Time complexity is (usually) the worst-case time complexity, an upper bound, if no other measure is specified. Alternatives include "average time" complexity (which really only makes sense if the set of inputs has a known probability distribution) and even "best time" complexity, which is a lower bound.
In the simplest case, can you find a simple expression that depends on the details of the algorithm that bounds the runtime? For example, "the product of the length of the list and the largest coefficient in the list" (assuming list elements have "coefficients" or can be coerced into numerical representation of difficulty)?
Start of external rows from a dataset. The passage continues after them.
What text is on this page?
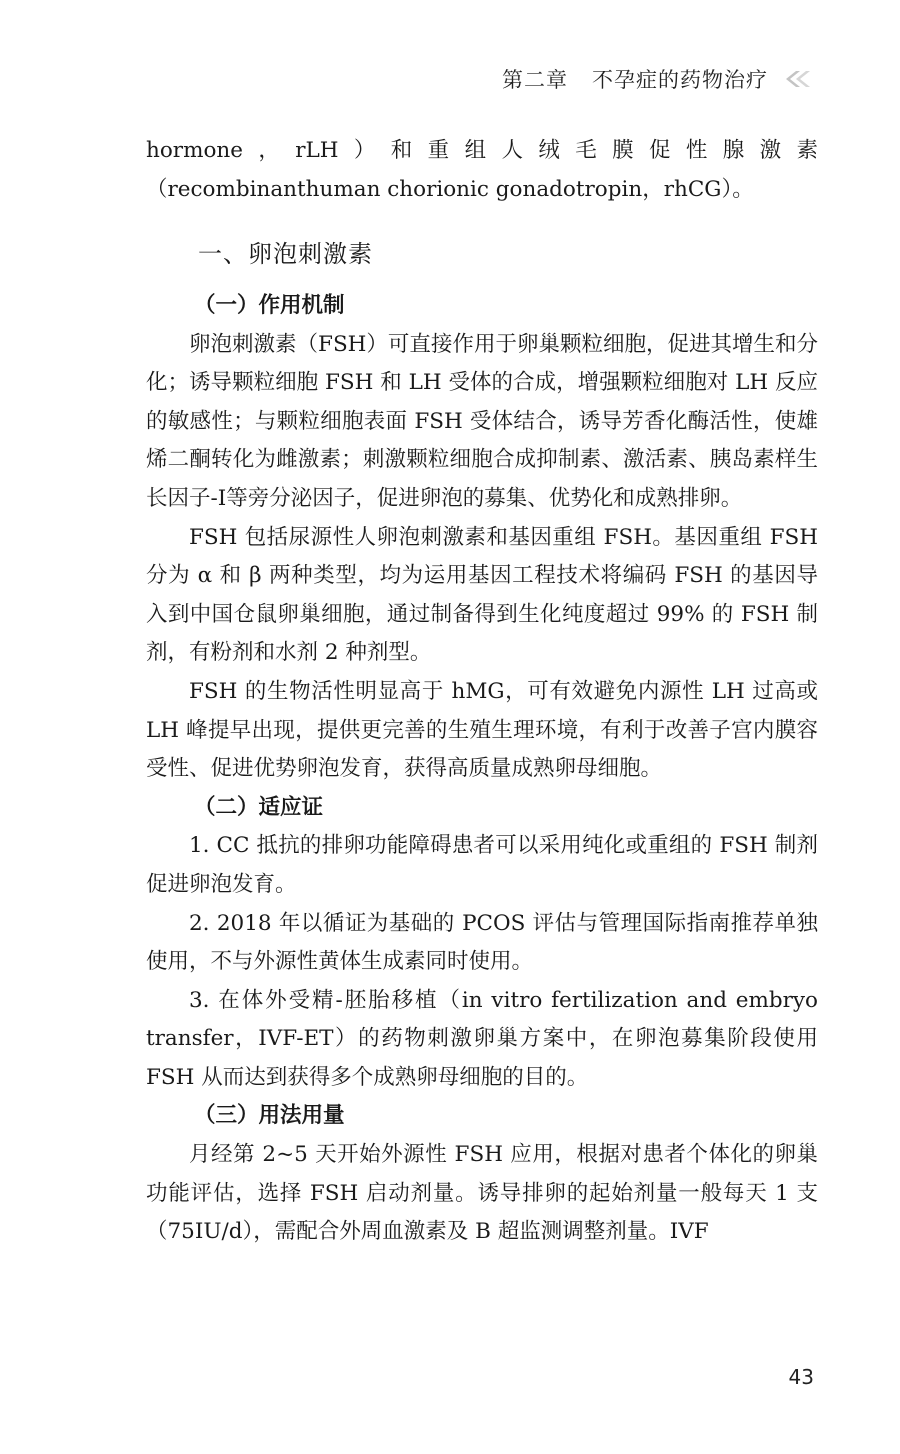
第二章 不孕症的药物治疗

hormone，rLH）和重组人绒毛膜促性腺激素（recombinanthuman chorionic gonadotropin，rhCG）。

一、卵泡刺激素

（一）作用机制

卵泡刺激素（FSH）可直接作用于卵巢颗粒细胞，促进其增生和分化；诱导颗粒细胞 FSH 和 LH 受体的合成，增强颗粒细胞对 LH 反应的敏感性；与颗粒细胞表面 FSH 受体结合，诱导芳香化酶活性，使雄烯二酮转化为雌激素；刺激颗粒细胞合成抑制素、激活素、胰岛素样生长因子-I等旁分泌因子，促进卵泡的募集、优势化和成熟排卵。

FSH 包括尿源性人卵泡刺激素和基因重组 FSH。基因重组 FSH 分为 α 和 β 两种类型，均为运用基因工程技术将编码 FSH 的基因导入到中国仓鼠卵巢细胞，通过制备得到生化纯度超过 99% 的 FSH 制剂，有粉剂和水剂 2 种剂型。

FSH 的生物活性明显高于 hMG，可有效避免内源性 LH 过高或 LH 峰提早出现，提供更完善的生殖生理环境，有利于改善子宫内膜容受性、促进优势卵泡发育，获得高质量成熟卵母细胞。

（二）适应证

1. CC 抵抗的排卵功能障碍患者可以采用纯化或重组的 FSH 制剂促进卵泡发育。

2. 2018 年以循证为基础的 PCOS 评估与管理国际指南推荐单独使用，不与外源性黄体生成素同时使用。

3. 在体外受精-胚胎移植（in vitro fertilization and embryo transfer，IVF-ET）的药物刺激卵巢方案中，在卵泡募集阶段使用 FSH 从而达到获得多个成熟卵母细胞的目的。

（三）用法用量

月经第 2~5 天开始外源性 FSH 应用，根据对患者个体化的卵巢功能评估，选择 FSH 启动剂量。诱导排卵的起始剂量一般每天 1 支（75IU/d），需配合外周血激素及 B 超监测调整剂量。IVF

43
Then the right thing to do is express this relationship: "$O(n M)$, where $n$ is the length of the list and $M$ is the largest coefficient in the list." This is somewhat finer grained than just taking the worst possible outcome when you know more due to algorithm analysis.
Sometimes one has a two-stage algorithm (for a simple example, there are obvious extensions) with a parameter where one stage is faster or slower and the other is slower or faster, respectively, depending on the parameter. (The Number Field Sieve is such an algorithm, with respect to the size of the factor base providing a tradeoff in sieving time or relation finding time.) There is clearly a trade-off between speed in the one stage and speed in the other. While it might be wonderful to know what this trade-off is and use it to select the best value of the parameter, frequently the best one can do is sum the worst case in each stage and observe that the result in practice will frequently be much better.